This silly question comes in two parts. First, I wanted to solve problem 58 in chapter 14.5 of Stewart, 8th edition, which states: Suppose that the equation $F(x,y,z) = 0$ implicitly defines each of the three variables x, y, and z as functions of the other two.
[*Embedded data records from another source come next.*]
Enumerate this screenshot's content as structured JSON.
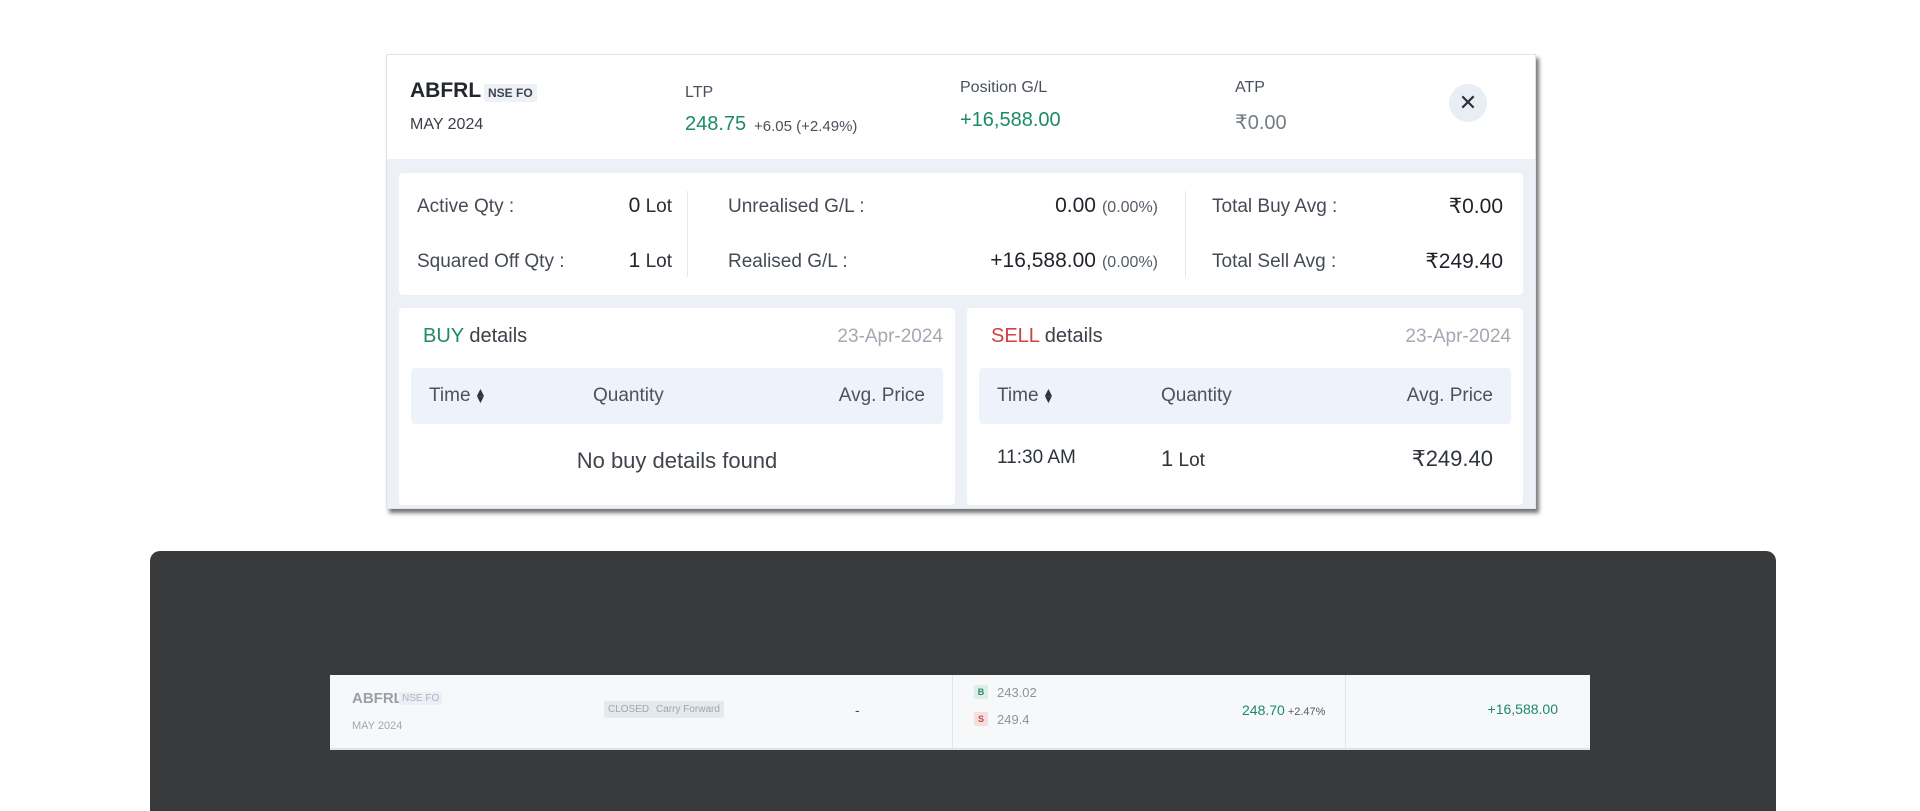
{
  "header": {
    "symbol": "ABFRL",
    "exchange": "NSE FO",
    "expiry": "MAY 2024",
    "ltp_label": "LTP",
    "ltp_value": "248.75",
    "ltp_change": "+6.05 (+2.49%)",
    "position_gl_label": "Position G/L",
    "position_gl_value": "+16,588.00",
    "atp_label": "ATP",
    "atp_value": "₹0.00",
    "close_icon": "close-icon"
  },
  "summary": {
    "active_qty_label": "Active Qty :",
    "active_qty_value": "0",
    "squared_off_qty_label": "Squared Off Qty :",
    "squared_off_qty_value": "1",
    "lot_unit": "Lot",
    "unrealised_gl_label": "Unrealised G/L :",
    "unrealised_gl_value": "0.00",
    "unrealised_gl_pct": "(0.00%)",
    "realised_gl_label": "Realised G/L :",
    "realised_gl_value": "+16,588.00",
    "realised_gl_pct": "(0.00%)",
    "total_buy_avg_label": "Total Buy Avg :",
    "total_buy_avg_value": "₹0.00",
    "total_sell_avg_label": "Total Sell Avg :",
    "total_sell_avg_value": "₹249.40"
  },
  "buy_panel": {
    "title_highlight": "BUY",
    "title_rest": "details",
    "date": "23-Apr-2024",
    "columns": [
      "Time",
      "Quantity",
      "Avg. Price"
    ],
    "empty_message": "No buy details found"
  },
  "sell_panel": {
    "title_highlight": "SELL",
    "title_rest": "details",
    "date": "23-Apr-2024",
    "columns": [
      "Time",
      "Quantity",
      "Avg. Price"
    ],
    "rows": [
      {
        "time": "11:30 AM",
        "quantity": "1",
        "unit": "Lot",
        "avg_price": "₹249.40"
      }
    ]
  },
  "position_row": {
    "symbol": "ABFRL",
    "exchange": "NSE FO",
    "expiry": "MAY 2024",
    "status": "CLOSED",
    "product": "Carry Forward",
    "qty": "-",
    "buy_badge": "B",
    "buy_avg": "243.02",
    "sell_badge": "S",
    "sell_avg": "249.4",
    "ltp": "248.70",
    "ltp_change": "+2.47%",
    "pl": "+16,588.00"
  },
  "colors": {
    "positive": "#1d8a6a",
    "negative": "#cf4242",
    "backdrop": "#393a3b",
    "card_bg": "#edf0f6"
  }
}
In other words $z = f(x,y), y = g(x,z), x = h(y,z)$. If $F$ is differentiable and $F_x$, $F_y$, and $F_z$ are all non zero, show that
$$\frac{\partial z}{\partial x} \frac{\partial x}{\partial y} \frac{\partial y}{\partial z} = -1$$
Here's my solution which might be incorrect: I just write out $F_i$ for $i = x,y,z$ and you get for example,
$$F_x = F_x \frac{\partial x}{\partial x}+F_y\frac{\partial y}{\partial x}+ F_z \frac{\partial z}{\partial x}$$
and then the first term is the same as what's on the left so you can solve for $\frac{\partial y}{\partial z}$. You do this for the other two variables and then multiply them together to get
$$\frac{-F_x F_y F_z}{F_x F_y F_z}$$
(after some rearrangement) and then since the order of the derivatives doesn't matter, we're done.
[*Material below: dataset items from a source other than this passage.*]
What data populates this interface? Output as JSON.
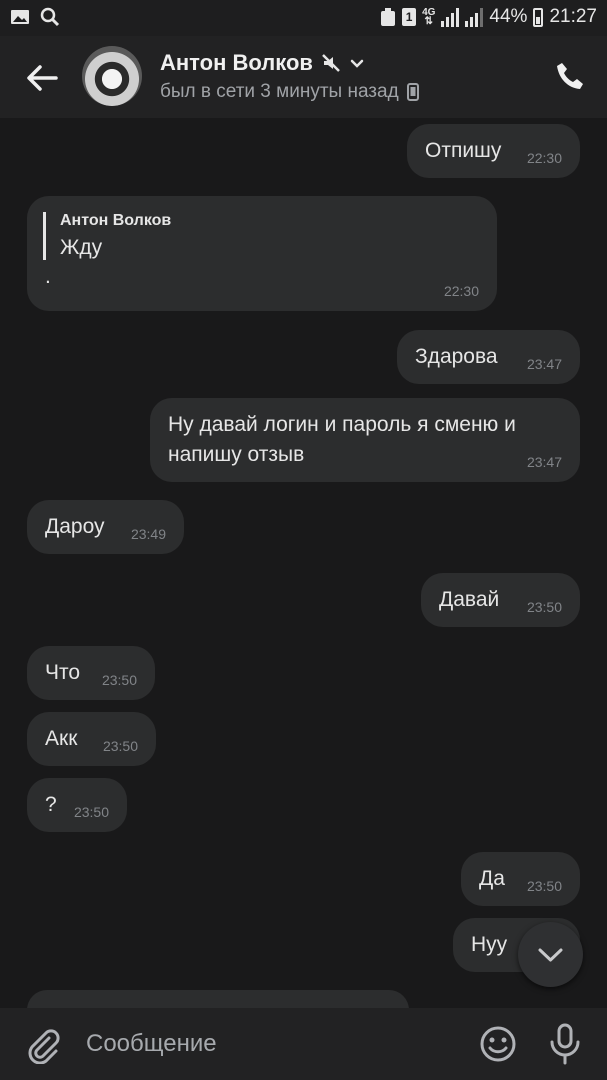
{
  "status_bar": {
    "sim_slot": "1",
    "network": "4G",
    "battery": "44%",
    "time": "21:27"
  },
  "header": {
    "name": "Антон Волков",
    "status": "был в сети 3 минуты назад"
  },
  "messages": [
    {
      "side": "out",
      "text": "Отпишу",
      "time": "22:30"
    },
    {
      "side": "in",
      "quote_name": "Антон Волков",
      "quote_text": "Жду",
      "text": ".",
      "time": "22:30"
    },
    {
      "side": "out",
      "text": "Здарова",
      "time": "23:47"
    },
    {
      "side": "out",
      "text": "Ну давай логин и пароль я сменю и напишу отзыв",
      "time": "23:47"
    },
    {
      "side": "in",
      "text": "Дароу",
      "time": "23:49"
    },
    {
      "side": "out",
      "text": "Давай",
      "time": "23:50"
    },
    {
      "side": "in",
      "text": "Что",
      "time": "23:50"
    },
    {
      "side": "in",
      "text": "Акк",
      "time": "23:50"
    },
    {
      "side": "in",
      "text": "?",
      "time": "23:50"
    },
    {
      "side": "out",
      "text": "Да",
      "time": "23:50"
    },
    {
      "side": "out",
      "text": "Нуу",
      "time": ""
    }
  ],
  "composer": {
    "placeholder": "Сообщение"
  },
  "icons": {
    "gallery": "image-icon",
    "search": "search-icon",
    "back": "arrow-left-icon",
    "mute": "muted-icon",
    "dropdown": "chevron-down-icon",
    "device": "phone-device-icon",
    "call": "phone-icon",
    "scroll_down": "chevron-down-icon",
    "attach": "paperclip-icon",
    "emoji": "smile-icon",
    "voice": "microphone-icon"
  }
}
Ok, my question is, this doesn't seem to be entirely consistent with what was done on page 943, the last boxed equation of the section (8th edition of Stewart). Because here they have a function $F(x,y,f(x,y)) = 0$ which defines the variable $z=f(x,y)$. They want to find $\frac{\partial z}{ \partial x}$, so they write out $F_x$ and set it equal to zero like this:
$$F_x \frac{\partial x}{ \partial x} + F_y \frac{\partial y }{\partial x} +F_z \frac{\partial z}{ \partial x} = 0$$
And then say that $\frac {\partial z}{\partial x} = -\frac{F_x}{F_z}$
Maybe I'm misunderstanding how to write out $F_x$?
Is my solution to the problem correct? If so, how are these things compatible?
POSSIBLE ANSWER: I think I know the answer. What they are setting equal to zero is not the partial derivative of F(x,f(x,y)), but the total derivative with respect to $x$.
My solution to problem 58 seems slightly wrong then...
Assume that at $p=(x_0,y_0,z_0)$ we have $$F(p)=0,\quad a:=F_x(p)\ne0,\quad b:=F_y(p)\ne0,\quad c:=F_z(p)\ne0\ .$$ Then there is a 3D window $W$ with center $p$ such that within $W$ the surface $F(x,y,z)=0$ can be viewed as graph over a coordinate plane in three possible ways: There are $C^1$-functions $f$, $g$, $h$ in the indicated variables, such that within $W$ the equation $F(x,y,z)=0$ is equivalent with each of the following: $$z=f(x,y),\quad x=g(y,z),\quad y=h(z,x)\ .$$ Therefore one has, e.g., $$F\bigl(x,y,f(x,y)\bigr)=0\qquad\forall\>(x,y)\in W'\ ,$$ and this implies, by the chain rule, $$F_x\bigl(x,y,f(x,y)\bigr)+F_z\bigl(x,y,f(x,y)\bigr)f_x(x,y)\equiv0\ .$$ Evaluating this at $(x_0,y_0)$, and noting that $f(x_0,y_0)=z_0$, we obtain $a+c f_x(x_0,y_0)=0$, or $$f_x(x_0,y_0)=-{a\over c}\ .$$ In the same way (note the cyclic symmetry) one derives $$g_y(y_0,z_0)=-{b\over a},\qquad h_z(z_0,x_0)=-{c\over b}\ .$$ Multiplying the last three equations together we therefore obtain $$f_x(x_0,y_0)g_y(y_0,z_0)h_z(z_0,x_0)=-1\ ,$$ and this can, in a somewhat sloppy way, be condensed to $${\partial f\over\partial x}{\partial g\over\partial y}{\partial h\over\partial z}=-1\ .$$ Note that there is a second such formula, "going the other way around".